Après cinq années de détention en France, Roger Lumbala s’apprête à connaître l’issue d’un procès hors norme. Ce lundi 15 décembre au soir, la Cour d’assises de Paris doit rendre son verdict à l’encontre de l’ancien chef rebelle congolais, poursuivi pour des crimes d’une extrême gravité commis en République démocratique du Congo au début des années 2000. L’accusation a requis la peine maximale : la réclusion criminelle à perpétuité.
Arrêté et jugé loin de son pays, Roger Lumbala comparaît pour des faits remontant à 2002 et 2003, lorsque son mouvement, le RCD-N, était engagé dans une offensive armée dans le nord-est de la RDC. Baptisée « Effacer le tableau », cette opération visait une faction rebelle rivale, mais s’est traduite, selon l’accusation, par une vague de violences systématiques contre les populations civiles.
Pendant près d’un mois, la cour a entendu des témoignages glaçants. Les récits évoquent des viols répétés, des cas d’esclavage sexuel, du travail forcé, des actes de torture, des mutilations, des exécutions sommaires et des pillages organisés. À ces violences s’ajoutent des accusations de racket et d’exploitation illégale des ressources naturelles, notamment les diamants et le coltan, richesses stratégiques de la région.
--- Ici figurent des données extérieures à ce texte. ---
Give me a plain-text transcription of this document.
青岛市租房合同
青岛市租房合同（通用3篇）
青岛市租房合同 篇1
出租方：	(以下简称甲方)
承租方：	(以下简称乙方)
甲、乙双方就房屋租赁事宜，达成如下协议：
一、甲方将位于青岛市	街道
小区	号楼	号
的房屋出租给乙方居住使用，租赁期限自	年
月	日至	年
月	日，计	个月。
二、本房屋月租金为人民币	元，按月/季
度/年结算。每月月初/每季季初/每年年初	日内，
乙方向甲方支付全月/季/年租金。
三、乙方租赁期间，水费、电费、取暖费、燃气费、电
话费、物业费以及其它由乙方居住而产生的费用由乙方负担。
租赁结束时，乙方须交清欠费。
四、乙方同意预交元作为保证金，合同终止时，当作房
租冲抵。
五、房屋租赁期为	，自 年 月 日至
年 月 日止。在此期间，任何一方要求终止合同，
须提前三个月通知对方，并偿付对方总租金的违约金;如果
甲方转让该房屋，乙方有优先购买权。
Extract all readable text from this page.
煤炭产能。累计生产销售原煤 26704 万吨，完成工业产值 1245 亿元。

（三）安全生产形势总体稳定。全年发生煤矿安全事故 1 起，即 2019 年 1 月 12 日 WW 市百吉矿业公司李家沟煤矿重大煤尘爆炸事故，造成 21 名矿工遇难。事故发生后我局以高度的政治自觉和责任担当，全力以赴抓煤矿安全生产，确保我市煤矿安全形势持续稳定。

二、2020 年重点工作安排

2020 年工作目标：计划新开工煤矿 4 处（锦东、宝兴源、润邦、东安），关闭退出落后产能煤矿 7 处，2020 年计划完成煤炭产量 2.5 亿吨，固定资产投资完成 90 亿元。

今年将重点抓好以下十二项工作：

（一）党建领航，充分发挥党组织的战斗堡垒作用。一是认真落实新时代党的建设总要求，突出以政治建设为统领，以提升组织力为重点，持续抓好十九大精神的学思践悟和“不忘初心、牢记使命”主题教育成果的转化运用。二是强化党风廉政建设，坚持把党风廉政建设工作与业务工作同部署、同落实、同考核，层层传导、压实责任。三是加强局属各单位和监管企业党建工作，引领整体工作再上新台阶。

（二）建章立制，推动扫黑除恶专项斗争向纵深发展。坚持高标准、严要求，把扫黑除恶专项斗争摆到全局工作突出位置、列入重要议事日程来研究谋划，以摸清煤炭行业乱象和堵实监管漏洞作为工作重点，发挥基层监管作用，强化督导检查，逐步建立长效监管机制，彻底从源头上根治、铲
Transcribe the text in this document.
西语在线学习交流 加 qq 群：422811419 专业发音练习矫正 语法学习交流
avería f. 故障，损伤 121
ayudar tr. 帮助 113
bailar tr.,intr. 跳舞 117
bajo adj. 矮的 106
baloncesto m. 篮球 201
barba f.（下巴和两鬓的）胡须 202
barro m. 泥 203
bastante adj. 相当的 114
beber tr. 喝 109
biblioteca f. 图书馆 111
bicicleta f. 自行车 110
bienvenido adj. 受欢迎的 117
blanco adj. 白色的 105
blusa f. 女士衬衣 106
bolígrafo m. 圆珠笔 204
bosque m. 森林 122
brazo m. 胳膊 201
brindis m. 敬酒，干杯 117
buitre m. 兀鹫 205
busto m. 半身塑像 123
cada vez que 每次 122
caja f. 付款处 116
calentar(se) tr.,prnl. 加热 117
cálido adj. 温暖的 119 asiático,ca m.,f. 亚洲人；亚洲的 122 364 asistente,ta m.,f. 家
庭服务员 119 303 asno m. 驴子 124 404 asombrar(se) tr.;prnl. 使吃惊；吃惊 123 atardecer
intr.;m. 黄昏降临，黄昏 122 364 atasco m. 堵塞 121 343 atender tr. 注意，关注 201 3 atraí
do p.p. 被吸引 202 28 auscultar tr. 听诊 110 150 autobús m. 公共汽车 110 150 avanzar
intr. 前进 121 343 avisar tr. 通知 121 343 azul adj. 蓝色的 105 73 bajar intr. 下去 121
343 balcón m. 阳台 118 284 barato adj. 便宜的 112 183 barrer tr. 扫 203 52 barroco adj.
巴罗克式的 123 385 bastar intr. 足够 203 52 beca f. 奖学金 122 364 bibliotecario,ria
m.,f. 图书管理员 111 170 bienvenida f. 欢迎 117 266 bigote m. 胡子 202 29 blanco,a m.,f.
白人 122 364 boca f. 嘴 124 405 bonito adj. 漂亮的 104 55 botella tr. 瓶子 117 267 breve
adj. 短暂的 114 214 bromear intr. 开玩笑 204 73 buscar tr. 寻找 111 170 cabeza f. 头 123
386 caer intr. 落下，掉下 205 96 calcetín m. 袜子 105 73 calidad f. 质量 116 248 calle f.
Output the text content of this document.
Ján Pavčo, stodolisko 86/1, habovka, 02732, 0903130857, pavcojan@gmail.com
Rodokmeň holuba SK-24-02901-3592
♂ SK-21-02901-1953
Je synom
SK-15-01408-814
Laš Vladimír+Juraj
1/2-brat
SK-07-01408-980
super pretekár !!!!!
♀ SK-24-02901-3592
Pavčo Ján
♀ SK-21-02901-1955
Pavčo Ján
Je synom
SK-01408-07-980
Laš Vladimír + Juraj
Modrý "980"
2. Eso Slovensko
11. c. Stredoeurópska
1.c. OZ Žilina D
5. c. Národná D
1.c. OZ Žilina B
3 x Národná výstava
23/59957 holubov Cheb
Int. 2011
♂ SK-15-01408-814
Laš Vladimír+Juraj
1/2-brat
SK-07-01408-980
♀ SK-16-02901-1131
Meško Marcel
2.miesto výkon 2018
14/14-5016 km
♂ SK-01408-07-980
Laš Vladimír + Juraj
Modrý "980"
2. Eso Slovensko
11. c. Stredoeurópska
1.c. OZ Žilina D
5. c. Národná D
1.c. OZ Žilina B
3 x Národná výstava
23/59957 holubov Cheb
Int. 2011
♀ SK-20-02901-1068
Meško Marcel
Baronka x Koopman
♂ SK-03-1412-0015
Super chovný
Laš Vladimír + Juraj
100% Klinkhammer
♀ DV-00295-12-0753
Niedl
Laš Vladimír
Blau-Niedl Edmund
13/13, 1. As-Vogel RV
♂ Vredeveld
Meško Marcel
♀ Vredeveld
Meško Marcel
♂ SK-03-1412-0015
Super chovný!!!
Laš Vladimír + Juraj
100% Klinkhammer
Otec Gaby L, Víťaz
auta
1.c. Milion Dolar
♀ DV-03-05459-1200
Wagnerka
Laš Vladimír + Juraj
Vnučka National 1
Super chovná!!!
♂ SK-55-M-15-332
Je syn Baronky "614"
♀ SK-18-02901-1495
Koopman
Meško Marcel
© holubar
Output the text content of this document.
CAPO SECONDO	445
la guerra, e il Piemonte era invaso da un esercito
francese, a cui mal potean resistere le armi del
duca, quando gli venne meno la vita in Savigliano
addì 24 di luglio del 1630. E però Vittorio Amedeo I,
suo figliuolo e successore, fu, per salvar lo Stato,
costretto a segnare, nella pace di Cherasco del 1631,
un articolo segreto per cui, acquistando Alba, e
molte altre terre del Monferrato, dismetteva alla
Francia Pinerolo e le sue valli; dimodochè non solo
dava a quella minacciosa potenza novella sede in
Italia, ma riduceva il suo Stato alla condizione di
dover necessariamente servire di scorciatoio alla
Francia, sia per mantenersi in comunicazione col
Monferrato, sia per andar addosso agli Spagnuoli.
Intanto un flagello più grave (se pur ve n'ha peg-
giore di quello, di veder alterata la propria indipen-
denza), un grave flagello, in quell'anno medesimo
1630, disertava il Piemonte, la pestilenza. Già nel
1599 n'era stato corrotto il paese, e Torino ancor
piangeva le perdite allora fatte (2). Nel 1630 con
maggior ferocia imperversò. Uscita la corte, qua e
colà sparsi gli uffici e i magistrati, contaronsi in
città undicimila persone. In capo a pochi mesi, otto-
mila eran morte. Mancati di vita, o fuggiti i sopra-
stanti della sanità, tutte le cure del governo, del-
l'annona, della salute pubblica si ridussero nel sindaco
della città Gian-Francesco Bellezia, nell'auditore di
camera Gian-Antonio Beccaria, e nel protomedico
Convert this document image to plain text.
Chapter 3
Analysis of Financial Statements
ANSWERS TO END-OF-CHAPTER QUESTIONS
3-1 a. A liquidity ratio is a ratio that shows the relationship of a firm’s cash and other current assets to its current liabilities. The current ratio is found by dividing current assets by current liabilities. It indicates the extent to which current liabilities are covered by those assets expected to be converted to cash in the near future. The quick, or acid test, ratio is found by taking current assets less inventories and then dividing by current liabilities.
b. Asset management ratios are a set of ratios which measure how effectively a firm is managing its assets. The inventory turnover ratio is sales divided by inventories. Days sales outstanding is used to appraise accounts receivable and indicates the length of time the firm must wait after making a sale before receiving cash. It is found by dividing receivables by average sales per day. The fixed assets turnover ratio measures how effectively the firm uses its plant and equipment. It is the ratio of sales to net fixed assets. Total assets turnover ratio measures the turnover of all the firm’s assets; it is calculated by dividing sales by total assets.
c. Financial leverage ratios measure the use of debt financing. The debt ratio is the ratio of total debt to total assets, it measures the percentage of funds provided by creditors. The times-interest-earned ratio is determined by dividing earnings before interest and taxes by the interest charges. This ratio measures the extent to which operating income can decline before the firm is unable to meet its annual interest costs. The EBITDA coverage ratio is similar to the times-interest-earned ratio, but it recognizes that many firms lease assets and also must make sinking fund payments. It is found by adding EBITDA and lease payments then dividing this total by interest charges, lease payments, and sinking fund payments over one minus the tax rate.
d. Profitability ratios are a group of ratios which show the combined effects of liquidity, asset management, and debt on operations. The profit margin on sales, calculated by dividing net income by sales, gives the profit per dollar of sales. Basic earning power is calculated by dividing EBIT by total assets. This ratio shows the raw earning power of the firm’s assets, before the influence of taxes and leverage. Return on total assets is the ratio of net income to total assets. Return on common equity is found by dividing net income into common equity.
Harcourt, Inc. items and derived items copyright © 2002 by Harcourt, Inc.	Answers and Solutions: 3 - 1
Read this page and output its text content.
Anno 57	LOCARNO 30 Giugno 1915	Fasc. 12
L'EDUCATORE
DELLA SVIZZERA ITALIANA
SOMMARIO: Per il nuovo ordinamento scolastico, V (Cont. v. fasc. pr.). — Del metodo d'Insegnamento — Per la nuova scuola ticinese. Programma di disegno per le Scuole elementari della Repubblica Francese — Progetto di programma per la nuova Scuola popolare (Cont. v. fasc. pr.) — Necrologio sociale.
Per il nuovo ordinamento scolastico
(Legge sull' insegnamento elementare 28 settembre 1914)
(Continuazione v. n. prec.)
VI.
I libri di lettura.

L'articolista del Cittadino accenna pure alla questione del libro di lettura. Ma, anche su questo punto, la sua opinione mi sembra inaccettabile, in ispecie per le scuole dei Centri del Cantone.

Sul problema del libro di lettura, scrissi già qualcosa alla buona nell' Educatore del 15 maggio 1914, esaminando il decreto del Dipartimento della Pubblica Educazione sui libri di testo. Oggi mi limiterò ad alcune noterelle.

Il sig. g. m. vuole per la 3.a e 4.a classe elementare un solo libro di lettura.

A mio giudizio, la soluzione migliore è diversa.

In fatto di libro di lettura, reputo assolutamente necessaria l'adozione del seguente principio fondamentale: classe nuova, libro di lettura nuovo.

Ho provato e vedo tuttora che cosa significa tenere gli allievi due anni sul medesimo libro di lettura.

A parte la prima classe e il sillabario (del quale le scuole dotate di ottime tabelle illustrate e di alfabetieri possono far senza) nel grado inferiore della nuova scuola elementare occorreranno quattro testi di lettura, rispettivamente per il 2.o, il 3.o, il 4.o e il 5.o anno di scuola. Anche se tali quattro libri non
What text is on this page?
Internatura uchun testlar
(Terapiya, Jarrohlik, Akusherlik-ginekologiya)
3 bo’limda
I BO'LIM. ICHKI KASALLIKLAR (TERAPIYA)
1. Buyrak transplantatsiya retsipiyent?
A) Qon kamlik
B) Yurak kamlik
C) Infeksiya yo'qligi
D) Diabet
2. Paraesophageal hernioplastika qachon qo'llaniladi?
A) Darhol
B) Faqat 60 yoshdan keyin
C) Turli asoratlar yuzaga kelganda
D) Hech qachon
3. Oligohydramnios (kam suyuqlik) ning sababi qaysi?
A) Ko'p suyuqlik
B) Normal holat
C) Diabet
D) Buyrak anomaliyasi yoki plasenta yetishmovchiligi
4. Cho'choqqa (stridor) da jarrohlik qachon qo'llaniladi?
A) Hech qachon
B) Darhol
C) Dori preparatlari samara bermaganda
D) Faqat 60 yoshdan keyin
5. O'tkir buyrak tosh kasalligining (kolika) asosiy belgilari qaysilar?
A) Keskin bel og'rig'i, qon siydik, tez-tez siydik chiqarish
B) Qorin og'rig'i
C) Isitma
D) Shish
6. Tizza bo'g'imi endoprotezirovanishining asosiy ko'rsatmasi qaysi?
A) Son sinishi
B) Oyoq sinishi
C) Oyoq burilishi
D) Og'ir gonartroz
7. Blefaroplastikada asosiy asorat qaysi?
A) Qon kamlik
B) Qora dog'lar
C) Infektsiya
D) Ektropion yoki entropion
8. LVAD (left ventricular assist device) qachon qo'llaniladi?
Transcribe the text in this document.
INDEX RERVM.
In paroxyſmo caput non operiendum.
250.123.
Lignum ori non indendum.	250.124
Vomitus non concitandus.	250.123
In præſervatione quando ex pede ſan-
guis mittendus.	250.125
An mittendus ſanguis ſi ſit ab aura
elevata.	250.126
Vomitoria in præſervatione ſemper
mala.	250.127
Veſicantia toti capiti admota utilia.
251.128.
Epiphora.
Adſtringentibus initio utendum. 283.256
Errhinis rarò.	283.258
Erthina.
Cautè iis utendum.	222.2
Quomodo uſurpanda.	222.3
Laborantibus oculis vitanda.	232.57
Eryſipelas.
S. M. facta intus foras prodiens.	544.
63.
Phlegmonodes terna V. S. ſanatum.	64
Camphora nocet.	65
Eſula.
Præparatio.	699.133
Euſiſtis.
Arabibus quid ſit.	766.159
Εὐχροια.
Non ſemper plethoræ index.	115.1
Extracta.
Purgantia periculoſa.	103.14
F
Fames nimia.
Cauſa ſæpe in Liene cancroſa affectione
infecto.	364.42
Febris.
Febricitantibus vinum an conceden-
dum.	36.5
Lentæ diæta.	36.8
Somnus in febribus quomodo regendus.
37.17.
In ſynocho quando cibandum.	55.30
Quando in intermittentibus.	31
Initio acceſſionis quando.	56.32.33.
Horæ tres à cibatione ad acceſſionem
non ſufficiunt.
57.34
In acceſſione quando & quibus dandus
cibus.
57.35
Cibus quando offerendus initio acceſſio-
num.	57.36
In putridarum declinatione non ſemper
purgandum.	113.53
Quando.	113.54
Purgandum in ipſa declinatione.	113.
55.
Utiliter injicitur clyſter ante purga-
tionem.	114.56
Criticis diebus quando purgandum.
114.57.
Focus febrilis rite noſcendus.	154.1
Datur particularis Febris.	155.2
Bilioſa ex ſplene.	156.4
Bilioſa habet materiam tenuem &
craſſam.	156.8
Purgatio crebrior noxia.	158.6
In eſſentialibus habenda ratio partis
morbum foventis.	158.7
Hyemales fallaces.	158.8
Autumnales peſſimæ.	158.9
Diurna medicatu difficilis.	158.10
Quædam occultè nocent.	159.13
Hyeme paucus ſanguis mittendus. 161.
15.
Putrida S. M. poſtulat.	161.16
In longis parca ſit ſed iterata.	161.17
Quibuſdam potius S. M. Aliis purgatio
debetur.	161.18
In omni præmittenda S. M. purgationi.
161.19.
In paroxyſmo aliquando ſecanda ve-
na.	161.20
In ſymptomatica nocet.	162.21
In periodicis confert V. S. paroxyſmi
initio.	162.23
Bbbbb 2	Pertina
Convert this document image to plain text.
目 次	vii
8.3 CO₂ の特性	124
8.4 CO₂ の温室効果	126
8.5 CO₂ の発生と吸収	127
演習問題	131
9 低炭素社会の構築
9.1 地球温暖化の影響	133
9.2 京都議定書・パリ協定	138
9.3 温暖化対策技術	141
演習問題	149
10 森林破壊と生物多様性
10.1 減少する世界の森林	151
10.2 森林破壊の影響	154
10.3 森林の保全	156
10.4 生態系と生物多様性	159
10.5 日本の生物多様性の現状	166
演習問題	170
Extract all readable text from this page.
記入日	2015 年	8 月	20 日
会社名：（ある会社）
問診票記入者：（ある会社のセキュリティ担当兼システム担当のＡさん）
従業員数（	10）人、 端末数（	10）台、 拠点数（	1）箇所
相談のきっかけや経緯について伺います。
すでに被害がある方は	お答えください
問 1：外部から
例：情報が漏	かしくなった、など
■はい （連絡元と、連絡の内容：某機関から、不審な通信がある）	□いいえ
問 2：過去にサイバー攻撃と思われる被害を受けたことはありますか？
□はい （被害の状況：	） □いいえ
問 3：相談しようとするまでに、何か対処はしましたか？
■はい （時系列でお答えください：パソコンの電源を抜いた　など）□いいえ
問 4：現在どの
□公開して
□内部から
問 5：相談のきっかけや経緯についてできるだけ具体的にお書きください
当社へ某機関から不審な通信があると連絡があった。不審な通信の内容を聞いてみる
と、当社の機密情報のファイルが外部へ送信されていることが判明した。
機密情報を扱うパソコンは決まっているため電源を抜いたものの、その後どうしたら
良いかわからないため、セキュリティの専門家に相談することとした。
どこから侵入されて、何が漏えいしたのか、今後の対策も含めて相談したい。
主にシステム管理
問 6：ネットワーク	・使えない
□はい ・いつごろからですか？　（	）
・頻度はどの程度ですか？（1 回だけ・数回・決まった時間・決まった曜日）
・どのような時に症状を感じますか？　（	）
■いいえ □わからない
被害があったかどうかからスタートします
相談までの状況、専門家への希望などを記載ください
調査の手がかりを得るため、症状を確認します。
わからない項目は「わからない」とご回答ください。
Roger Lumbala est jugé non pas pour avoir personnellement commis ces crimes, mais pour les avoir permis, ordonnés ou tolérés en tant que chef militaire. La justice française s’appuie pour cela sur le principe de compétence universelle, qui permet à la France de poursuivre les auteurs présumés de crimes contre l’humanité, même lorsque les faits ont été commis à l’étranger.
Pour de nombreuses organisations de défense des droits humains, ce procès marque un tournant. Elles y voient un signal fort contre l’impunité dont ont longtemps bénéficié les responsables des atrocités perpétrées dans l’Est congolais. Un procès qualifié d’« historique », tant par la gravité des faits jugés que par le message envoyé aux auteurs de crimes internationaux.
Ce jugement intervient dans un contexte régional toujours instable. Malgré la signature récente à Washington d’un accord présenté comme un engagement pour la paix entre la RDC et le Rwanda, les combats se poursuivent dans l’Est du pays. Les affrontements entre le M23, soutenu par Kigali, et l’armée congolaise appuyée par des forces burundaises continuent de ravager la région, laissant derrière eux des millions de morts et de déplacés depuis plusieurs décennies.
Alors que la cour s’apprête à trancher le sort de Roger Lumbala, c’est aussi une page sombre de l’histoire congolaise que la justice française tente de mettre en lumière et peut-être, de refermer.